L'affaire commence au mois de mars 1999 : à l'époque, la caisse primaire d'assurance-maladie (CPAM) des Alpes-Maritimes procède au contrôle de routine du dossier d'un salarié touchant des indemnités journalières (IJ) à la suite d'un accident du travail. Le contrôle met rapidement en évidence le fait que ce salarié cumule (illégalement) le RMI et les IJ, une irrégularité criante qui conduit le directeur de la CPAM, Jean-Jacques Greffeuille, à déposer une plainte.
Assez mystérieusement, l'enquête reste au point mort durant près de trois ans. « Durant ce laps de temps, indique laconiquement Jean-Jacques Greffeuille, la justice a pris du recul ; il faut dire qu'on avait perdu la trace de l'assuré fraudeur. » A Nice, certaines mauvaises langues avancent une autre explication et rappellent que, dans le dernier classement effectué par la chancellerie sur l'activité des tribunaux français, les tribunaux de grande instance (TGI) de la ville et de celle de Grasse figurent tout en bas du tableau avec des délais largement supérieurs à la moyenne nationale.
Au mois de mars 2002, l'assuré fraudeur est localisé en Corse, à Sartène. « Son audition, précise le directeur de la CPAM , a fait redémarrer l'enquête lorsque les enquêteurs ont découvert qu'il ne s'agissait pas d'une fraude isolée mais manifestement d'un réseau bien organisé. » La filière est remontée par les gendarmes de Nice.
Des sociétés fictives
Ils mettent au jour un réseau de sociétés, certaines réelles et d'autres, sans aucune existence légale, employant fictivement des salariés qui étaient opportunément victimes d'un accident du travail constaté par un médecin pour le moins peu regardant. Ces accidents du travail leur ouvraient des droits aux indemnités journalières versées en toute bonne foi par la CPAM de Nice, car les escrocs ont manifestement été aidés par un complice, salarié de la caisse, soupçonné de les avoir aidés à monter les faux dossiers. « Il semblerait, ajoute Jean-Jacques Greffeuille, que les indemnités indûment perçues aient fait l'objet d'un partage entre les faux salariés et les dirigeants de ces entreprises indélicates. » Au mois de novembre 2002, un premier coup de filet permet de mettre sous les verrous un homme soupçonné d'être le « cerveau » de l'affaire et qui agissait sous le couvert d'une entreprise d'import-export.

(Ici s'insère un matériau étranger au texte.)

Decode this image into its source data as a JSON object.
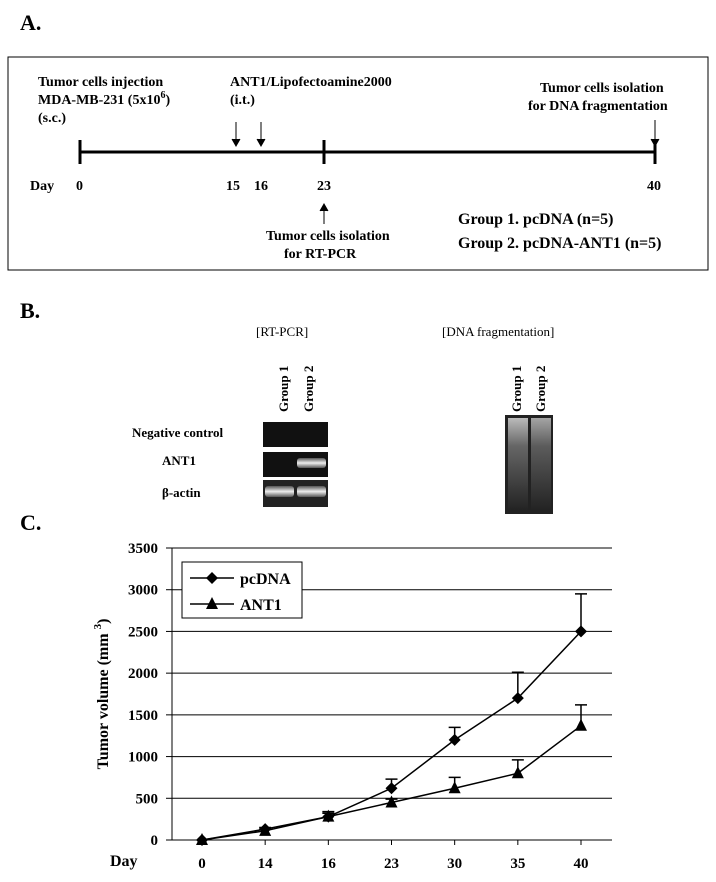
{
  "panel_a": {
    "label": "A.",
    "injection": [
      "Tumor cells injection",
      "MDA-MB-231 (5x10",
      "6",
      ")",
      "(s.c.)"
    ],
    "treatment": [
      "ANT1/Lipofectoamine2000",
      "(i.t.)"
    ],
    "isolation_dna": [
      "Tumor cells isolation",
      "for DNA fragmentation"
    ],
    "isolation_rt": [
      "Tumor cells isolation",
      "for RT-PCR"
    ],
    "day_label": "Day",
    "days": [
      "0",
      "15",
      "16",
      "23",
      "40"
    ],
    "groups": [
      "Group 1.  pcDNA (n=5)",
      "Group 2.  pcDNA-ANT1 (n=5)"
    ]
  },
  "panel_b": {
    "label": "B.",
    "rt_title": "[RT-PCR]",
    "dna_title": "[DNA fragmentation]",
    "lanes": [
      "Group 1",
      "Group 2"
    ],
    "rows": [
      "Negative control",
      "ANT1",
      "β-actin"
    ]
  },
  "chart_data": {
    "type": "line",
    "panel_label": "C.",
    "y_label_parts": [
      "Tumor volume (mm",
      "3",
      ")"
    ],
    "x_label": "Day",
    "categories": [
      "0",
      "14",
      "16",
      "23",
      "30",
      "35",
      "40"
    ],
    "series": [
      {
        "name": "pcDNA",
        "color": "#000000",
        "marker": "diamond",
        "values": [
          0,
          130,
          280,
          620,
          1200,
          1700,
          2500
        ],
        "errors": [
          0,
          20,
          60,
          110,
          150,
          310,
          450
        ]
      },
      {
        "name": "ANT1",
        "color": "#000000",
        "marker": "triangle",
        "values": [
          0,
          110,
          280,
          450,
          620,
          800,
          1370
        ],
        "errors": [
          0,
          20,
          40,
          40,
          130,
          160,
          250
        ]
      }
    ],
    "ylim": [
      0,
      3500
    ],
    "yticks": [
      0,
      500,
      1000,
      1500,
      2000,
      2500,
      3000,
      3500
    ],
    "grid": true,
    "legend": "top-left"
  }
}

Vingt suspects interpellés
Son arrestation a permis à la gendarmerie d'affiner ses investigations et de lancer la semaine dernière une vaste opération, au cours de laquelle ont été interpellés une vingtaine de suspects. Parmi eux, une douzaine ont été libérés - mais pourraient être mis en examen ultérieurement - et cinq ont été mis en examen, mais laissés en liberté. Restent trois personnes sous mandat de dépôt : un homme soupçonné d'être le gérant de plusieurs des sociétés qui auraient embauché des salariés fictifs ; un médecin généraliste expert auprès des tribunaux, soupçonné d'être à l'origine des arrêts de travail frauduleux qui ont permis aux faux salariés de toucher plusieurs centaines de milliers d'euros d'indemnités journalières ; un employé de la CPAM de Nice, qui aurait été le cheval de Troie des escrocs.
Selon les enquêteurs, d'autres interpellations pourraient avoir lieu dans les prochains jours. Il semblerait par ailleurs que les escrocs ne se soient pas contentés de toucher des IJ indues : l'enquête a mis en évidence que, parallèlement, certains des faux salariés auraient contracté des prêts bancaires à la consommation assortis d'une assurance invalidité, ce qui leur auraient permis, grâce aux faux arrêts de travail, de se faire rembourser les mensualités de leurs prêts. Pour Jean-Jacques Greffeuille, « il s'agit de la plus grosse affaire de ce type qu'on ait jamais connue à Nice ». Un avis tempéré par la direction de la communication de l'échelon national de l'assurance-maladie. La CNAM rappelle qu'une « caisse primaire dépose en moyenne une plainte par mois, et que cela résulte de son activité de contrôle ». Quant au médecin suspecté, selon la direction de la communication du Conseil national de l'Ordre, il risque une interdiction d'exercer si sa responsabilité est établie dans cette affaire. Une telle mesure est prise pour trois ans, au bout desquels le médecin peut solliciter un « relèvement d'incapacité », qui n'est pas automatiquement accordé.